If the litigation is still continuing or if a judgment has been given, the next actions you do will be different.
Can a collection agency take your house?
Trying to keep up with debt payments is unquestionably difficult. Because the strain mounts, it’s extremely difficult when you start receiving calls from collection agencies.
In response to your query about credit cards and your residence. Yes, to put it succinctly. If a creditor receives a court judgment, they might place a lien on your house. If you don’t pay, they have the legal right to seize a portion of the revenues from the sale of your house to recover the money you owe them.
What should you not say to debt collectors?
It’s also critical to keep track of what you shouldn’t discuss with debt collectors during the collection process. The following are three things you should never tell a debt collector:
Never Give Them Your Personal Information
The agent will request personal information in order to verify your identity and debt ownership.
You are not required to respond to these questions. Instead, request that the agent exclusively communicate with you by email.
Never Admit That The Debt Is Yours
There’s no reason to do this, and it could get you in hot water later if you try to dispute the amount as erroneous on your credit report.
Many old debts have bogus interest charges that you aren’t required to pay, but debt collectors will try to collect nevertheless.
It’s advisable to hang up after telling the collection agent to provide you the information in writing. You have the legal right to do so, and we’ll get to that in a moment.

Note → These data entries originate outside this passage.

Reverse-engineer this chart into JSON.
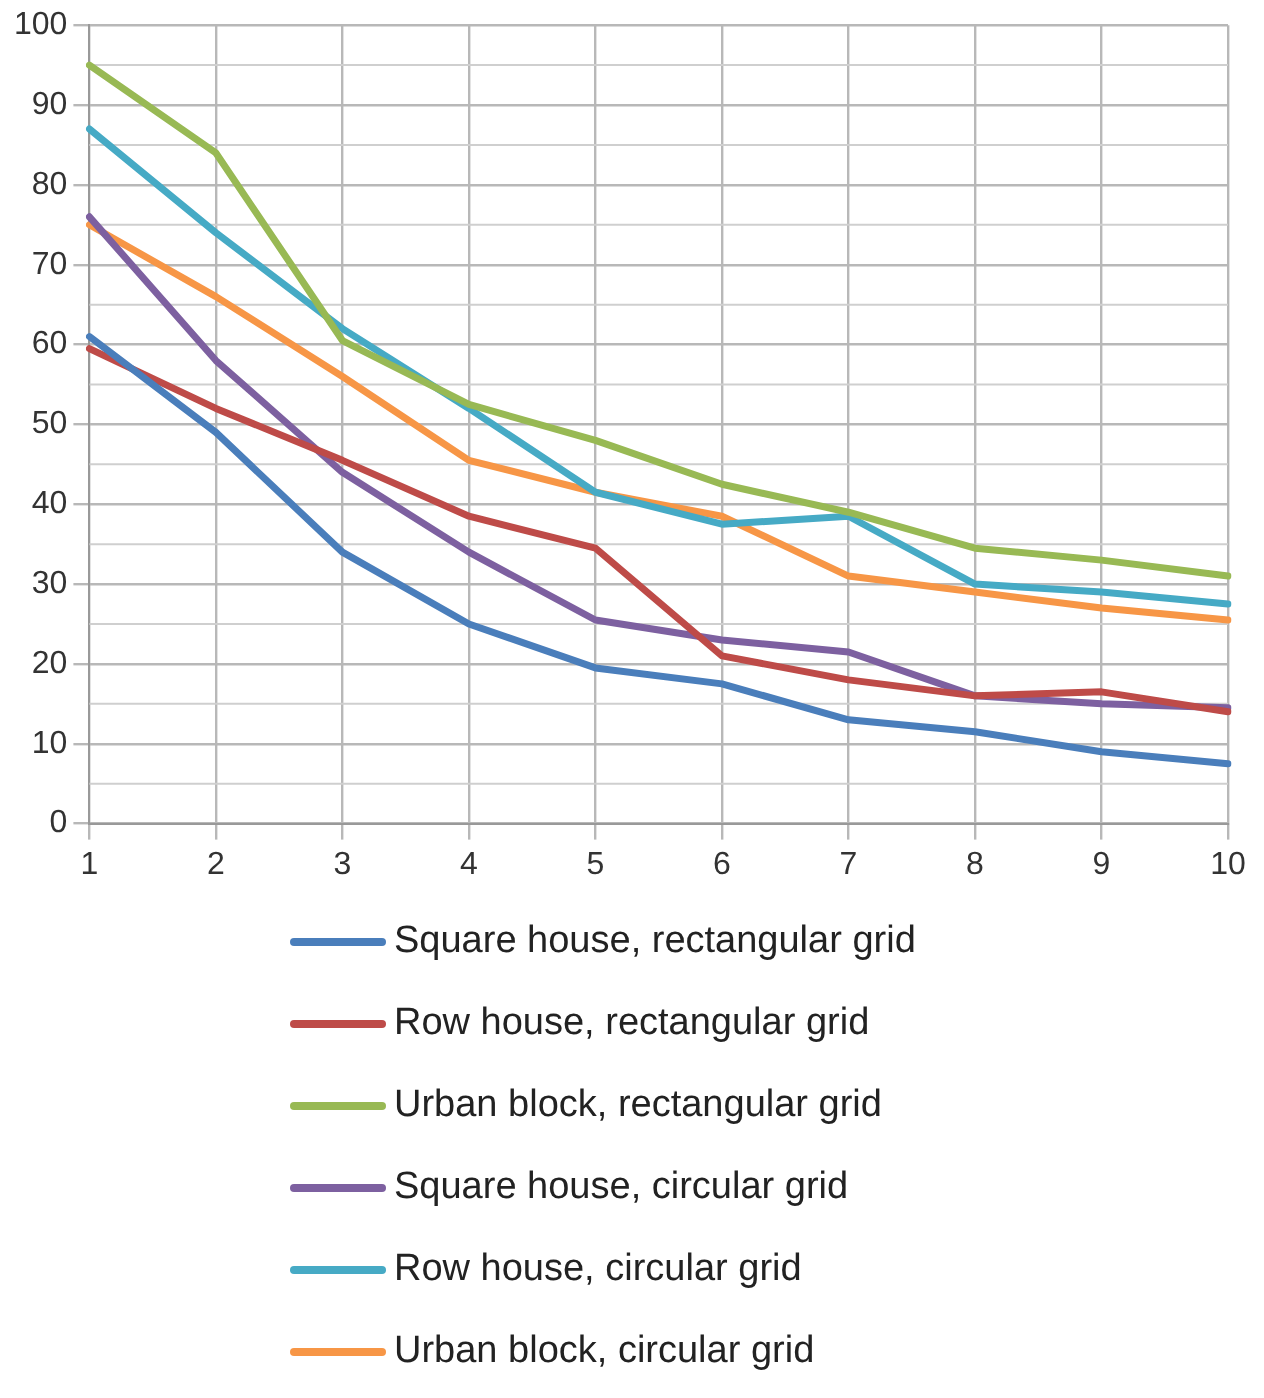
{
  "chart_data": {
    "type": "line",
    "categories": [
      "1",
      "2",
      "3",
      "4",
      "5",
      "6",
      "7",
      "8",
      "9",
      "10"
    ],
    "ylim": [
      0,
      100
    ],
    "yticks": [
      0,
      10,
      20,
      30,
      40,
      50,
      60,
      70,
      80,
      90,
      100
    ],
    "grid": true,
    "legend": "bottom",
    "marker": "none",
    "line_style": "solid",
    "series": [
      {
        "name": "Square house, rectangular grid",
        "color": "#4a7ebb",
        "values": [
          61,
          49,
          34,
          25,
          19.5,
          17.5,
          13,
          11.5,
          9,
          7.5
        ]
      },
      {
        "name": "Row house, rectangular grid",
        "color": "#be4b48",
        "values": [
          59.5,
          52,
          45.5,
          38.5,
          34.5,
          21,
          18,
          16,
          16.5,
          14
        ]
      },
      {
        "name": "Urban block, rectangular grid",
        "color": "#98b954",
        "values": [
          95,
          84,
          60.5,
          52.5,
          48,
          42.5,
          39,
          34.5,
          33,
          31
        ]
      },
      {
        "name": "Square house, circular grid",
        "color": "#7d60a0",
        "values": [
          76,
          58,
          44,
          34,
          25.5,
          23,
          21.5,
          16,
          15,
          14.5
        ]
      },
      {
        "name": "Row house, circular grid",
        "color": "#46aac5",
        "values": [
          87,
          74,
          62,
          52,
          41.5,
          37.5,
          38.5,
          30,
          29,
          27.5
        ]
      },
      {
        "name": "Urban block, circular grid",
        "color": "#f79646",
        "values": [
          75,
          66,
          56,
          45.5,
          41.5,
          38.5,
          31,
          29,
          27,
          25.5
        ]
      }
    ]
  }
}
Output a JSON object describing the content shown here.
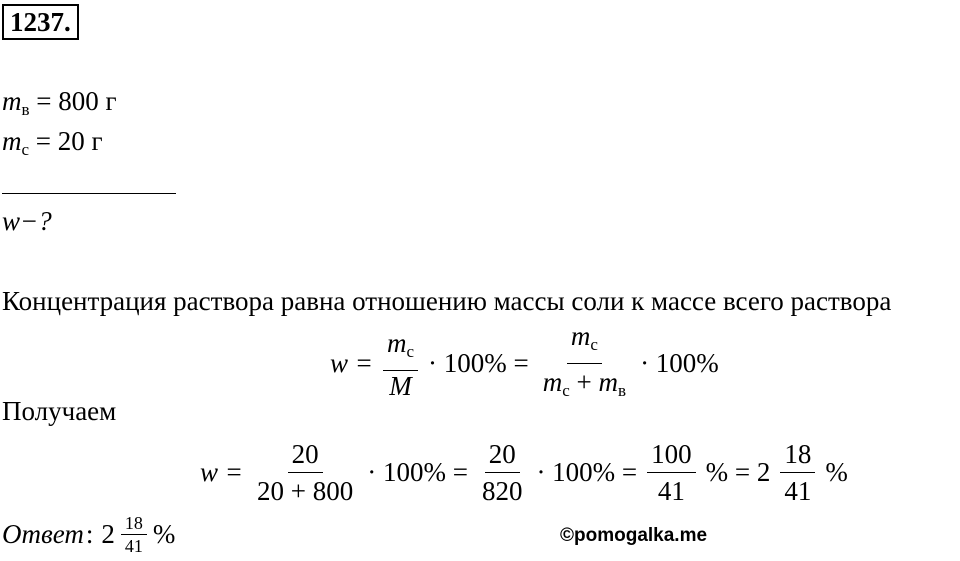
{
  "problem_number": "1237.",
  "given": [
    {
      "symbol": "m",
      "sub": "в",
      "rest": "= 800 г"
    },
    {
      "symbol": "m",
      "sub": "с",
      "rest": "= 20 г"
    }
  ],
  "find": "w−?",
  "explanation": "Концентрация раствора равна отношению массы соли к массе всего раствора",
  "formula_1": {
    "lhs": "w =",
    "f1_num": "m",
    "f1_num_sub": "с",
    "f1_den": "M",
    "mul1": "· 100% =",
    "f2_num": "m",
    "f2_num_sub": "с",
    "f2_den_a": "m",
    "f2_den_a_sub": "с",
    "f2_den_plus": "+",
    "f2_den_b": "m",
    "f2_den_b_sub": "в",
    "mul2": "· 100%"
  },
  "intro_2": "Получаем",
  "formula_2": {
    "lhs": "w =",
    "f1_num": "20",
    "f1_den": "20 + 800",
    "mul1": "· 100% =",
    "f2_num": "20",
    "f2_den": "820",
    "mul2": "· 100% =",
    "f3_num": "100",
    "f3_den": "41",
    "mid": "% = 2",
    "f4_num": "18",
    "f4_den": "41",
    "end": "%"
  },
  "answer": {
    "label": "Ответ",
    "colon": ":",
    "whole": "2",
    "num": "18",
    "den": "41",
    "percent": "%"
  },
  "watermark": "©pomogalka.me"
}
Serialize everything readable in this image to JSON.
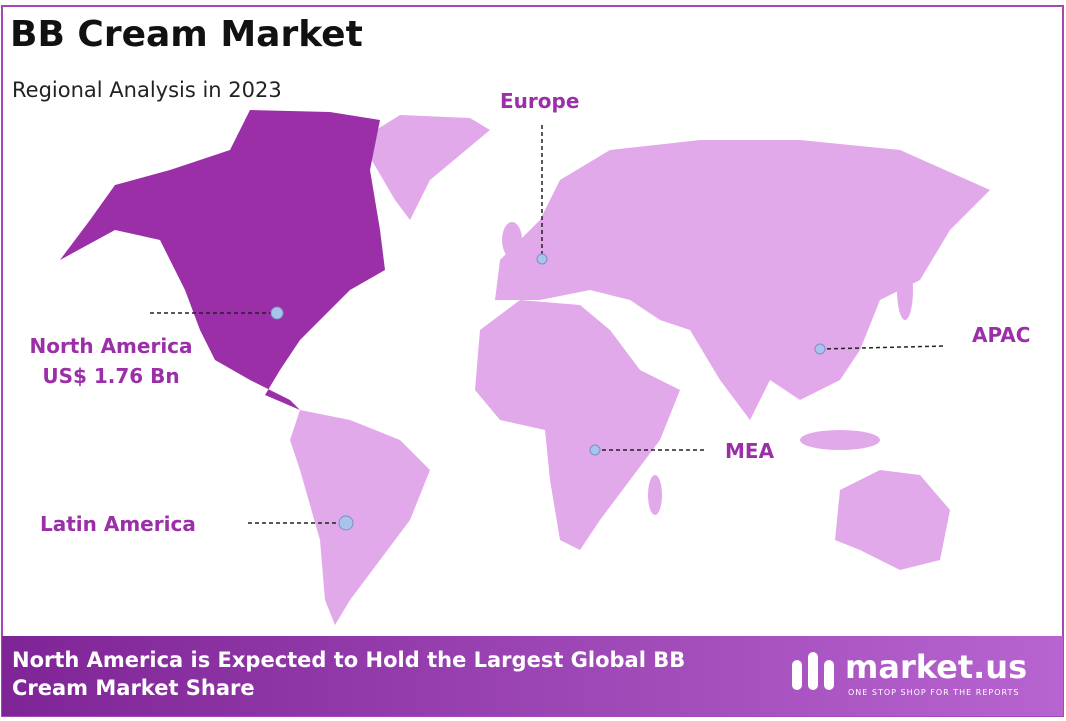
{
  "header": {
    "title": "BB Cream Market",
    "subtitle": "Regional Analysis in 2023"
  },
  "regions": [
    {
      "label": "Europe"
    },
    {
      "label": "North America",
      "value": "US$ 1.76 Bn"
    },
    {
      "label": "APAC"
    },
    {
      "label": "MEA"
    },
    {
      "label": "Latin America"
    }
  ],
  "footer": {
    "text": "North America is Expected to Hold the Largest Global BB Cream Market Share"
  },
  "logo": {
    "name": "market.us",
    "tagline": "ONE STOP SHOP FOR THE REPORTS"
  }
}
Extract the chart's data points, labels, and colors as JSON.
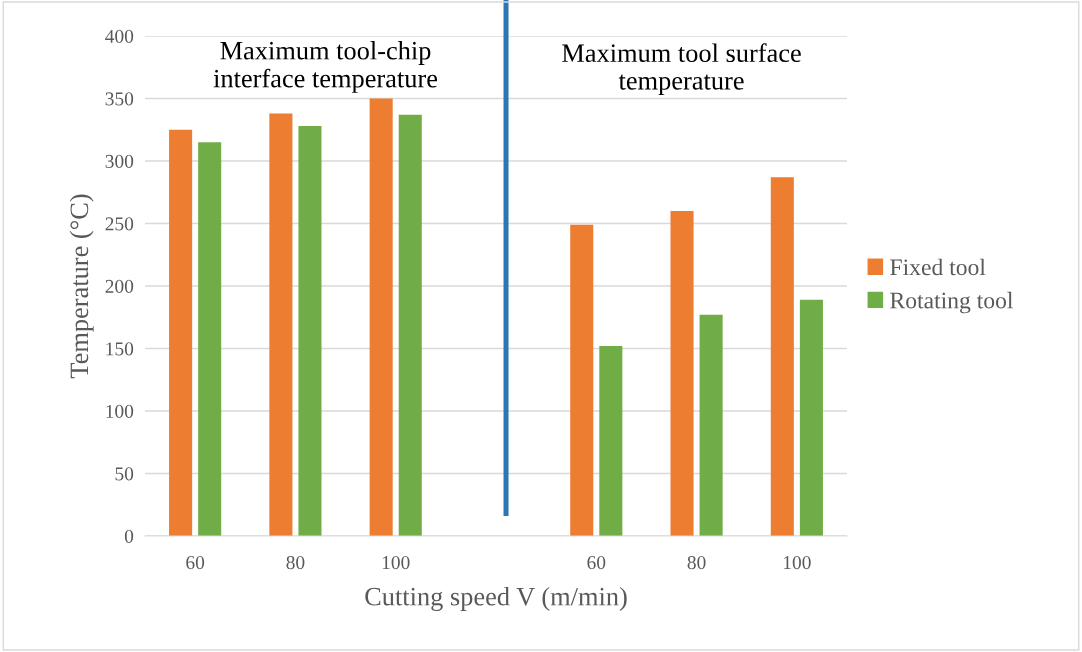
{
  "chart_data": {
    "type": "bar",
    "xlabel": "Cutting speed V (m/min)",
    "ylabel": "Temperature (°C)",
    "categories": [
      "60",
      "80",
      "100",
      null,
      "60",
      "80",
      "100"
    ],
    "series": [
      {
        "name": "Fixed tool",
        "color": "#ed7d31",
        "values": [
          325,
          338,
          350,
          null,
          249,
          260,
          287
        ]
      },
      {
        "name": "Rotating tool",
        "color": "#70ad47",
        "values": [
          315,
          328,
          337,
          null,
          152,
          177,
          189
        ]
      }
    ],
    "ylim": [
      0,
      400
    ],
    "yticks": [
      0,
      50,
      100,
      150,
      200,
      250,
      300,
      350,
      400
    ],
    "grid": "y",
    "legend": "right",
    "annotations": [
      "Maximum tool-chip\ninterface temperature",
      "Maximum tool surface\ntemperature"
    ]
  }
}
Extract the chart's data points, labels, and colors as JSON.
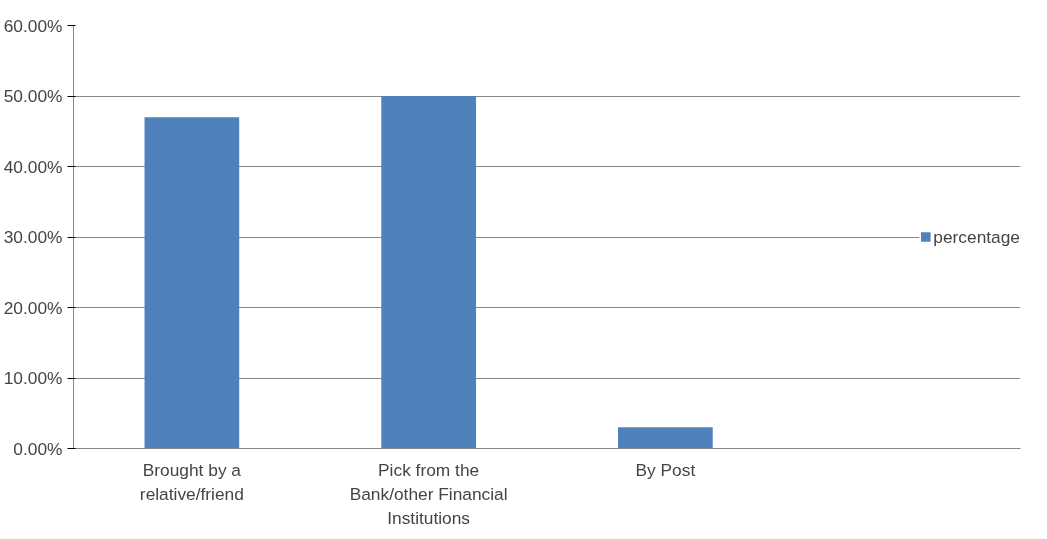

Never Provide Bank Account Information
While you’re on the phone with a debt collector, they’ll try to persuade you to make a payment, even if it’s a tiny one. To complete the transaction, the agent will need your bank account or credit card details. It may appear to be a simple and quick way to end the call and get off the phone. However, this can lead to a number of serious issues:
- You Lose Leverage: Your payment is your leverage when it comes to dealing with debt collectors in the future. So don’t pay too soon and lose your most valuable bargaining chip. Save it for a time when you can receive something in exchange, such as requesting that the creditor delete unfavorable items from your credit report in exchange for a payment.
- You Share Account Information: The agent may claim that he or she will not keep your bank account or credit card information on file. You, on the other hand, have no way of knowing whether or not this is true. Additionally, debt collectors have charged you more than you committed to pay.
- The Statute of Limitations on the Obligation is Reset: Making a payment resets the statute of limitations on the debt. This provides the creditor additional time to file a lawsuit against you for losses.
It’s fine if you wish to pay off the debt or sign a payment plan, especially if it’s part of a larger debt management strategy. But first, acquire a written agreement.
How can I get out of debt collectors without paying?
There are three options for getting rid of collections without paying: 1) Write and submit a Goodwill letter requesting forgiveness, 2) research the Fair Credit Reporting Act and Fair Debt Collection Practices Act and draft dispute letters to oppose the collection, and 3) have a collections removal professional erase it for you.
Collections can stay on your credit record for up to seven years, making it difficult to obtain a car, a home, personal loans, credit cards, or even certain professions. It’s a wise option to do whatever you can to get rid of them as soon as possible.
How do creditors find your bank accounts?
A creditor can simply look through your prior cheques or bank drafts to find your bank’s name and serve the garnishment order. If a creditor knows your address, it may contact local banks to obtain information on you.